Comme l’autre œuvre phare du mangaka, Fermat Kitchen s’intéresse aux sacrifices réalisés par celles et ceux qui veulent vivre de leur passion. Au-delà de l’art, du goût et de l’umami, le manga raconte vite la difficulté de trouver la bonne recette, mais aussi la violence d’un monde qui ne laisse jamais de seconde chance. Le personnage de Kai est dans un premier temps montré comme un sauveur pour Gaku, l’emmenant dans le monde de la cuisine avec une certaine bienveillance. Mais rapidement celui-ci le met au défi, jouant le tout pour le tout, le moindre échec pouvant renvoyer Gaku chez lui, loin de ce monde impitoyable. Ce qui est montré comme une nécessité pour un chef étoilé d’un restaurant franco-japonais est aussi la reproduction d’une certaine réalité. On sait que le monde de la cuisine est au mieux difficile, au pire franchement problématique, et Yugo Kobayashi veille à ne pas trop l’idéaliser sur ce premier tome. Même s’il y a forcément un ton assez romancé, puisque l’on n’est pas dans un manga fondamentalement pessimiste. Au contraire, les efforts à fournir sont vus comme une bonne chose pour atteindre une maîtrise dont peu peuvent se permettre.

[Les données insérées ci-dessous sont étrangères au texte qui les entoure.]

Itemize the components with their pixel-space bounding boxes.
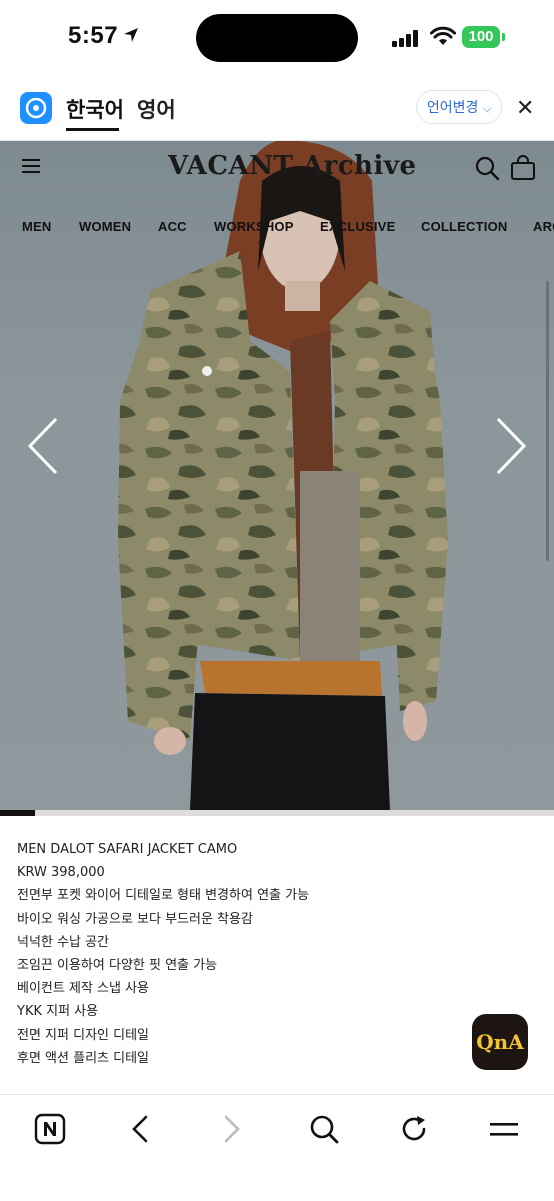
search-icon[interactable] <box>308 1113 340 1145</box>
tab-korean[interactable]: 한국어 <box>66 94 124 124</box>
close-icon[interactable]: ✕ <box>516 96 534 121</box>
papago-logo <box>20 92 52 124</box>
product-price: KRW 398,000 <box>17 865 105 881</box>
battery-indicator: 100 <box>462 26 500 48</box>
product-detail: 베이컨트 제작 스냅 사용 <box>17 981 149 997</box>
product-detail: 전면 지퍼 디자인 디테일 <box>17 1027 149 1043</box>
product-image-carousel[interactable]: VACANT Archive MEN WOMEN ACC WORKSHOP EX… <box>0 141 554 810</box>
category-nav: MEN WOMEN ACC WORKSHOP EXCLUSIVE COLLECT… <box>0 219 554 241</box>
product-detail: 후면 액션 플리츠 디테일 <box>17 1050 149 1066</box>
location-arrow-icon <box>124 28 138 42</box>
menu-icon[interactable] <box>22 158 42 174</box>
product-detail: 바이오 워싱 가공으로 보다 부드러운 착용감 <box>17 911 253 927</box>
product-detail: 조임끈 이용하여 다양한 핏 연출 가능 <box>17 958 218 974</box>
nav-item-acc[interactable]: ACC <box>158 219 187 234</box>
active-tab-indicator <box>66 128 119 131</box>
menu-icon[interactable] <box>488 1113 520 1145</box>
chevron-right-icon[interactable] <box>494 417 528 475</box>
search-icon[interactable] <box>474 155 500 181</box>
translation-bar: 한국어 영어 언어변경 ⌵ ✕ <box>0 80 554 141</box>
change-language-label: 언어변경 <box>426 100 479 116</box>
brand-logo[interactable]: VACANT Archive <box>168 151 417 181</box>
change-language-button[interactable]: 언어변경 ⌵ <box>416 90 502 124</box>
shopping-bag-icon[interactable] <box>510 155 536 181</box>
product-detail: YKK 지퍼 사용 <box>17 1004 99 1020</box>
back-icon[interactable] <box>128 1113 152 1145</box>
product-detail: 넉넉한 수납 공간 <box>17 934 109 950</box>
site-header: VACANT Archive MEN WOMEN ACC WORKSHOP EX… <box>0 141 554 261</box>
product-detail: 전면부 포켓 와이어 디테일로 형태 변경하여 연출 가능 <box>17 888 310 904</box>
qna-button[interactable]: QnA <box>472 1014 528 1070</box>
nav-item-archive[interactable]: ARC <box>533 219 554 234</box>
forward-icon[interactable] <box>220 1113 244 1145</box>
carousel-progress <box>0 810 554 816</box>
carousel-progress-fill <box>0 810 35 816</box>
naver-icon[interactable] <box>34 1113 66 1145</box>
product-info: MEN DALOT SAFARI JACKET CAMO KRW 398,000… <box>17 838 537 1070</box>
chevron-left-icon[interactable] <box>26 417 60 475</box>
status-time: 5:57 <box>68 22 119 49</box>
nav-item-collection[interactable]: COLLECTION <box>421 219 508 234</box>
product-name: MEN DALOT SAFARI JACKET CAMO <box>17 842 238 857</box>
nav-item-exclusive[interactable]: EXCLUSIVE <box>320 219 395 234</box>
reload-icon[interactable] <box>398 1113 430 1145</box>
browser-toolbar <box>0 1094 554 1201</box>
chevron-down-icon: ⌵ <box>482 102 492 115</box>
tab-english[interactable]: 영어 <box>137 94 176 124</box>
page-scrollbar[interactable] <box>546 281 549 561</box>
nav-item-workshop[interactable]: WORKSHOP <box>214 219 294 234</box>
dynamic-island <box>196 14 358 62</box>
battery-tip <box>502 33 505 41</box>
signal-icon <box>392 29 422 47</box>
nav-item-women[interactable]: WOMEN <box>79 219 131 234</box>
status-bar: 5:57 100 <box>0 0 554 78</box>
nav-item-men[interactable]: MEN <box>22 219 52 234</box>
wifi-icon <box>430 26 456 45</box>
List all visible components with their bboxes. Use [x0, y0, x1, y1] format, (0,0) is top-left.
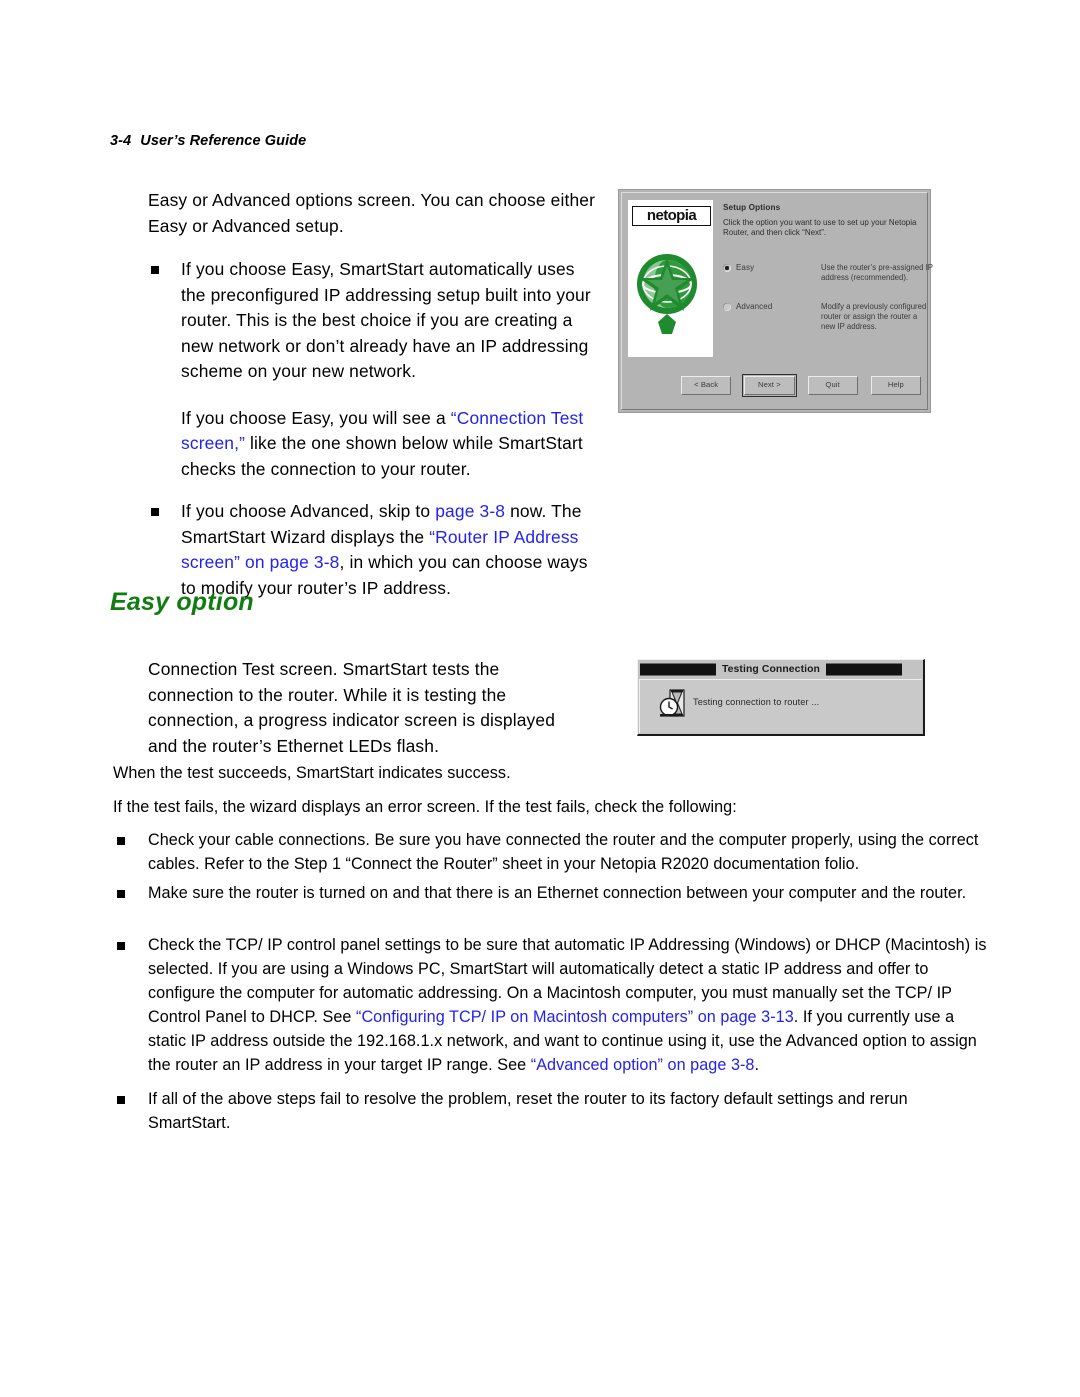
bullet-factory-reset: If all of the above steps fail to resolv…: [148, 1090, 908, 1132]
bullet-advanced-text: If you choose Advanced, skip to page 3-8…: [181, 499, 600, 601]
quit-button[interactable]: Quit: [807, 376, 858, 395]
netopia-globe-star-emblem-icon: [635, 243, 697, 334]
sub-pre: If you choose Easy, you will see a: [181, 407, 451, 428]
paragraph-text: When the test succeeds, SmartStart indic…: [113, 764, 511, 782]
document-page: 3-4 User’s Reference Guide Easy or Advanc…: [0, 0, 1080, 1397]
square-bullet-icon: [117, 1096, 125, 1104]
radio-label-easy: Easy: [736, 263, 755, 272]
titlebar-stripe-left: [640, 663, 716, 676]
intro-lead: Easy or Advanced options screen. You can…: [148, 190, 596, 236]
radio-button-easy-icon[interactable]: [723, 264, 731, 272]
page-folio: 3-4: [110, 133, 132, 149]
dialog-titlebar: Testing Connection: [639, 661, 922, 678]
adv-pre: If you choose Advanced, skip to: [181, 501, 436, 521]
paragraph-test-fails: If the test fails, the wizard displays a…: [113, 795, 991, 819]
square-bullet-icon: [151, 266, 159, 274]
list-item: Check the TCP/ IP control panel settings…: [113, 934, 991, 1077]
square-bullet-icon: [117, 890, 125, 898]
help-button[interactable]: Help: [870, 376, 921, 395]
bullet-router-power: Make sure the router is turned on and th…: [148, 884, 967, 902]
link-advanced-option-page-3-8[interactable]: “Advanced option” on page 3-8: [531, 1056, 755, 1074]
list-item: If all of the above steps fail to resolv…: [113, 1088, 991, 1136]
radio-description-easy: Use the router’s pre-assigned IP address…: [821, 263, 933, 282]
list-item: Check your cable connections. Be sure yo…: [113, 829, 991, 877]
netopia-logo-panel: netopia: [628, 200, 713, 357]
radio-description-advanced: Modify a previously configured router or…: [821, 302, 927, 331]
testing-connection-dialog-image: Testing Connection Testing connection to…: [637, 659, 925, 736]
radio-label-advanced: Advanced: [736, 302, 773, 311]
dialog-body: Testing connection to router ...: [639, 679, 922, 733]
bullet-check-cables: Check your cable connections. Be sure yo…: [148, 831, 979, 873]
setup-options-dialog-image: netopia Setup Options Click the option y…: [619, 190, 933, 412]
square-bullet-icon: [117, 837, 125, 845]
testing-connection-message: Testing connection to router ...: [693, 697, 820, 707]
bullet-tcpip-settings: Check the TCP/ IP control panel settings…: [148, 934, 991, 1077]
guide-title: User’s Reference Guide: [140, 133, 307, 149]
radio-button-advanced-icon[interactable]: [723, 303, 731, 311]
next-button[interactable]: Next >: [741, 373, 797, 398]
dialog-title-setup-options: Setup Options: [723, 203, 781, 212]
paragraph-text: If the test fails, the wizard displays a…: [113, 798, 737, 816]
dialog-button-row: < Back Next > Quit Help: [681, 373, 921, 398]
link-page-3-8[interactable]: page 3-8: [435, 501, 505, 521]
running-header: 3-4 User’s Reference Guide: [110, 133, 306, 149]
titlebar-stripe-right: [826, 663, 903, 676]
list-item: Make sure the router is turned on and th…: [113, 882, 991, 906]
square-bullet-icon: [151, 508, 159, 516]
paragraph-test-succeeds: When the test succeeds, SmartStart indic…: [113, 761, 991, 785]
back-button[interactable]: < Back: [681, 376, 732, 395]
square-bullet-icon: [117, 942, 125, 950]
netopia-wordmark: netopia: [632, 206, 711, 226]
bullet-easy-text: If you choose Easy, SmartStart automatic…: [181, 259, 591, 381]
bullet-easy-subtext: If you choose Easy, you will see a “Conn…: [181, 406, 600, 483]
section-heading-easy-option: Easy option: [110, 588, 254, 616]
hourglass-clock-icon: [659, 689, 685, 717]
list-item: If you choose Easy, SmartStart automatic…: [148, 257, 600, 482]
easy-option-paragraph: Connection Test screen. SmartStart tests…: [148, 659, 556, 756]
dialog-title-testing-connection: Testing Connection: [722, 664, 821, 675]
tcpip-post: .: [754, 1055, 760, 1074]
link-configuring-tcpip-macintosh[interactable]: “Configuring TCP/ IP on Macintosh comput…: [356, 1008, 794, 1026]
list-item: If you choose Advanced, skip to page 3-8…: [148, 499, 600, 601]
dialog-description: Click the option you want to use to set …: [723, 218, 917, 238]
intro-column: Easy or Advanced options screen. You can…: [148, 188, 600, 618]
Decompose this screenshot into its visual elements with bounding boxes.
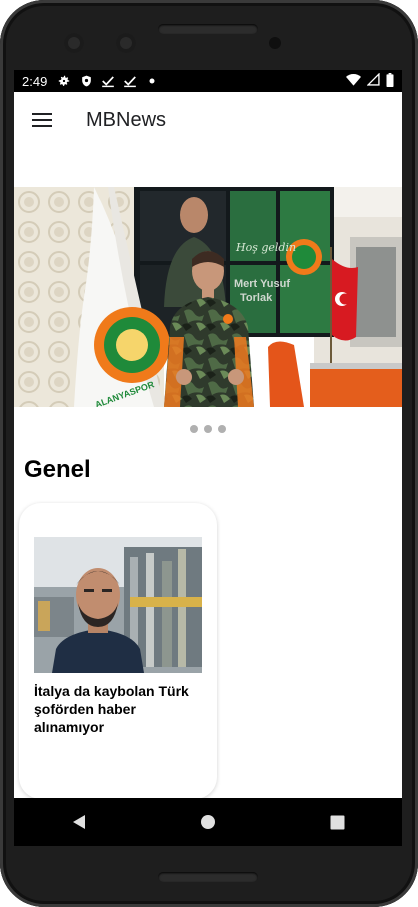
- banner-line3: Torlak: [240, 292, 273, 304]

Si je ne suis pas complètement convaincu par un manga qui peine à trouver la bonne recette pour mélanger son récit porteur d’espoir (la cuisine étant émancipatrice pour Gaku) et son envie de raconter l’exigence de ce milieu au travers du personnage de Kai, moins empathique. Plus encore, c’est sa mise en scène qui manque d’un petit quelque chose pour me faire entrer dedans, avec des scènes qui tendent à se répéter et des planches certes solides, mais qui n’ont pas l’élégance et la fluidité que l’on connaît habituellement chez cet auteur. Fermat Kitchen a toutefois le mérite d’aborder le manga de cuisine sous un angle différent de celui que l’on voit habituellement, moins humoristique, moins orienté vers le foodporn, avec plutôt la volonté d’utiliser la cuisine comme outil pour raconter l’émancipation d’un gamin qui n’a jamais pu voir le monde autrement qu’au travers des mathématiques.

  • Le tome 1 de Fermat Kitchen est disponible en librairie depuis le 10 octobre 2023.